Vendu au prix de 10.000 F. Cfa, le coffret d’hommage à Edo Ganga regroupe deux Cd de 29 chansons composées par l’artiste au sein de l’OK Jazz et des Bantous de la capitale, deux orchestres dont il est co-fondateur, ainsi que d’un D.v.d comprenant un film documentaire qui lui est dédié. Parmi ces chansons figure «Aimée wa bolingo», considérée comme le plus beau chef-d’œuvre d’Edo Ganga. «Il nous a fallu collectionner les meilleures chansons pour avoir une œuvre parfaite, car la majorité des chansons d’Edo datent de 1962», a expliqué Faustin Nsakanda. Et d’ajouter: «Plusieurs chansons sont en fichier Mp3. D’où la difficulté de les traiter. Il nous a fallu avoir des vinyles pour un bon traitement des chansons d’Edo».
«Les Bantous occupent une place de choix dans la rumba des deux Congo. C’est un modèle à suivre pour les jeunes musiciens sur le contenu des chansons. Car la rumba doit se baser sur l’aspect éducatif», a, pour sa part, affirmé Blanchard Ngokoudi, qui a remercié l’ambassadeur français, François Barateau, pour son implication personnelle avec l’I.f.c, dans la publication du coffret hommage à Edo Ganga, «dans le cadre de l’accompagnement de l’inscription de la rumba congolaise au patrimoine immatériel de l’humanité en décembre 2021».
Pour la petite histoire, Edo Ganga a vu le jour le 27 octobre 1933, à Léopoldville, actuelle Kinshasa. Fils d’André Mayinguidi et de Véronique Mvouala Ganga, il est le petit-fils de Ganga Edouard, un instituteur dont un grand complexe scolaire de la capitale congolaise porte le nom. Il fréquenta la Grande école de Poto-Poto (arrondissement 3 de Brazzaville), avant d’entrer à l’Ecole professionnelle de l’Afrique équatoriale française (A.e.f), actuellement Lycée Technique du 1er Mai, dans la section Menuiserie. Il en sort en 1953, titulaire d’un C.a.p (Certificat d’aptitude professionnelle) qui le destinait à une carrière prometteuse dans l’industrie du bois. Malheureusement, il y fit long feu. En effet, le jeune-homme fraîchement recruté semble peu absorbé par son métier, car il s’est trouvé une nouvelle vocation, la musique. Ainsi va-t-il faire ses premiers pas dans les orchestres Atomique Jazz, puis Négro Jazz, qui constitueront ses rampes de lancement.
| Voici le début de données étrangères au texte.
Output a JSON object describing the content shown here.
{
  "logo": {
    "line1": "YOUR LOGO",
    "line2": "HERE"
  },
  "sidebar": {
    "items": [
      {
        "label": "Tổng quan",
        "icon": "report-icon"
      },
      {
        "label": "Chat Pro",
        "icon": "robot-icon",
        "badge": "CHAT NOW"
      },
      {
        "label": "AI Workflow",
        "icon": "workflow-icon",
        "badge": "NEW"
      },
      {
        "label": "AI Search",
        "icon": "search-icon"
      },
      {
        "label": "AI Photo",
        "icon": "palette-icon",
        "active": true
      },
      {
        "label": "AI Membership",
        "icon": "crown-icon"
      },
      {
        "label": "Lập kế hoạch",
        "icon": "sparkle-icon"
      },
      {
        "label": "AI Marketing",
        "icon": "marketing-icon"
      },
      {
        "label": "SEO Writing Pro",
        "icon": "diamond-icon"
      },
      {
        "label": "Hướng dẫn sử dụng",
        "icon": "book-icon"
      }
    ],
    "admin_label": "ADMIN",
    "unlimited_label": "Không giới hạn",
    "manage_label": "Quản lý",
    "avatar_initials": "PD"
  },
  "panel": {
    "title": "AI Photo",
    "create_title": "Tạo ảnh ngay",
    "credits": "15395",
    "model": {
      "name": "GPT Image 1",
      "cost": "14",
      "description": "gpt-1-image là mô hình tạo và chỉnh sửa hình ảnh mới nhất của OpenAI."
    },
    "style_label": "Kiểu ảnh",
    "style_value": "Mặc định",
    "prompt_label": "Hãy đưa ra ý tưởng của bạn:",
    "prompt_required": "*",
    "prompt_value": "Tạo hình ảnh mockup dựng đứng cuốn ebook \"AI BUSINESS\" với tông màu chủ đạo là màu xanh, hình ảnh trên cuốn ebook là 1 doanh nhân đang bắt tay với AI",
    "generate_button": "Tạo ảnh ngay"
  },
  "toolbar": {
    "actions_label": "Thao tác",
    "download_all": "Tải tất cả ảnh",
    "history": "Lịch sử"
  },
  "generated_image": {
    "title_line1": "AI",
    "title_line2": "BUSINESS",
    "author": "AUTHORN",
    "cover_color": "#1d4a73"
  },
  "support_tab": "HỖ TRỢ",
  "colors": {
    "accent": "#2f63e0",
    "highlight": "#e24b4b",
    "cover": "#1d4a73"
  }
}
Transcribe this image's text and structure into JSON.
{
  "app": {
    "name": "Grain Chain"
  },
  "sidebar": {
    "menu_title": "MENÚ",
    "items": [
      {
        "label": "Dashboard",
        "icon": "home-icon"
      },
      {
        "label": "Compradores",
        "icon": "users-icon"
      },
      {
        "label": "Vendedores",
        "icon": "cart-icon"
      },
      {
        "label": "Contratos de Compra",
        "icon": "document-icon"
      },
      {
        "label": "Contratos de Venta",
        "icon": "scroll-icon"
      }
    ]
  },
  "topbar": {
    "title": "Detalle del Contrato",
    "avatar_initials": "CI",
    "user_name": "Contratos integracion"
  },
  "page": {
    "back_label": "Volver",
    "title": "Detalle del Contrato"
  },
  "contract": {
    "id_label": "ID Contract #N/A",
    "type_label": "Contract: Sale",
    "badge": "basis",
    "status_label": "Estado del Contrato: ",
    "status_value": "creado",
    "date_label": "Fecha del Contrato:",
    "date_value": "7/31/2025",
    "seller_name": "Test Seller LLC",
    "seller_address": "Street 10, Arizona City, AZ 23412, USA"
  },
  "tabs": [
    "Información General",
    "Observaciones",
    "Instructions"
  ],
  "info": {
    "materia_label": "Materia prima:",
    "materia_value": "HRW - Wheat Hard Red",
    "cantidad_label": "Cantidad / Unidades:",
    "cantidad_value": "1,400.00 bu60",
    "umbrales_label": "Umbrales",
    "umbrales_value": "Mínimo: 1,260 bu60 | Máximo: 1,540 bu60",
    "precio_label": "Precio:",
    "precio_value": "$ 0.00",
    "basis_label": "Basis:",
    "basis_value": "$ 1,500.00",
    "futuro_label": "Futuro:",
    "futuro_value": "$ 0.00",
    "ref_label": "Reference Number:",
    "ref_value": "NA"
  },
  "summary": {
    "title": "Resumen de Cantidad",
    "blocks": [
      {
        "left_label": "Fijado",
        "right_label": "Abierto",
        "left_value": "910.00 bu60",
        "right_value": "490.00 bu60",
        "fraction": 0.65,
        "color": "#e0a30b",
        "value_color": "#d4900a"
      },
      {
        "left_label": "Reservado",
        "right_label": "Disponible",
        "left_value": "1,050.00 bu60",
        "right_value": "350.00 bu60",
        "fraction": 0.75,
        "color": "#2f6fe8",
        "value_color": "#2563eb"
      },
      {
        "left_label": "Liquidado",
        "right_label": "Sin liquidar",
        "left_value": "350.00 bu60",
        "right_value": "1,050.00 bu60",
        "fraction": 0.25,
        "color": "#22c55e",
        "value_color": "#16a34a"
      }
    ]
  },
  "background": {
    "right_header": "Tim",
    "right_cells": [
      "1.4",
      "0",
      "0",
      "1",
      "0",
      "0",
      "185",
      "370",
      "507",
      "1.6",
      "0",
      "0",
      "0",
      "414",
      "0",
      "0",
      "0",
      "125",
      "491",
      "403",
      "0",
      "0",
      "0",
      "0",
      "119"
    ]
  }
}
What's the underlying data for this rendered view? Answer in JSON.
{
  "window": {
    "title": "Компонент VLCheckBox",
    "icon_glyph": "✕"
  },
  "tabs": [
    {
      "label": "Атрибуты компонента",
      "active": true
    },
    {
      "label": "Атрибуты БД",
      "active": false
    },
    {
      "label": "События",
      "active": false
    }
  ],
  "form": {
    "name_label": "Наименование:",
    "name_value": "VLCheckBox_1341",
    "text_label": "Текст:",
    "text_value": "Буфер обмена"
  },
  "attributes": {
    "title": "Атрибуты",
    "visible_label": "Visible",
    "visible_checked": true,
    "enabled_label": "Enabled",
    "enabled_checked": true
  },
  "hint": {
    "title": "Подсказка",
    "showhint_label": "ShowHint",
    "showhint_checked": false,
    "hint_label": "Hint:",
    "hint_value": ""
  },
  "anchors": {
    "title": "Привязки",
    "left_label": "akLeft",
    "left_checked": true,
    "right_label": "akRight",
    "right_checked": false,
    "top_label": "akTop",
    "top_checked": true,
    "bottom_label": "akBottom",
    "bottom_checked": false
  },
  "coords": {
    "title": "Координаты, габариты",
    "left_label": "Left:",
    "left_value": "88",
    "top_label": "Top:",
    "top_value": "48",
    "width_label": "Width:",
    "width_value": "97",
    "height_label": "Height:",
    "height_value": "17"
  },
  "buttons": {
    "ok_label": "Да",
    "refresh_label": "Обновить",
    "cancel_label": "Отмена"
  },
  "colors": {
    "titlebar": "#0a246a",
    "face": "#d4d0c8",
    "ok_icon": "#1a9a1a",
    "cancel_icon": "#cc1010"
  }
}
Le Fleuve Congo n’étant qu’un vaste boulevard flamboyant entre Léopoldville et Brazzaville, Edo Ganga le traversera régulièrement et créera, avec d’autres compagnons, l’Orchestre Ok-Jazz de Luambo-Makiadi, en 1956, à Léopoldville. En 1959, il se lance dans l’aventure de création de l’Orchestre Les Bantous de la capitale, à Brazzaville. C’est au sein de ces deux grandes écoles de la musique des deux rives du Fleuve Congo que le génie créateur d’Edo Ganga va germer, étendre, bourgeonner, puis tutoyer les étoiles de la musique congolaise des deux rives, pour la grande jubilation des mélomanes principalement au sein des Bantous de la capitale dont il est devenu une véritable icône. Compositeur, chanteur et arrangeur hors-pair,
Edo Ganga connaîtra d’autres orchestres, notamment Les Nzoï, Le Peuple et les Bantous monuments. Il a laissé une discographie riche et abondante. Bravo à ceux qui ont eu l’ingénieuse initiative de regrouper ses chansons sur un support!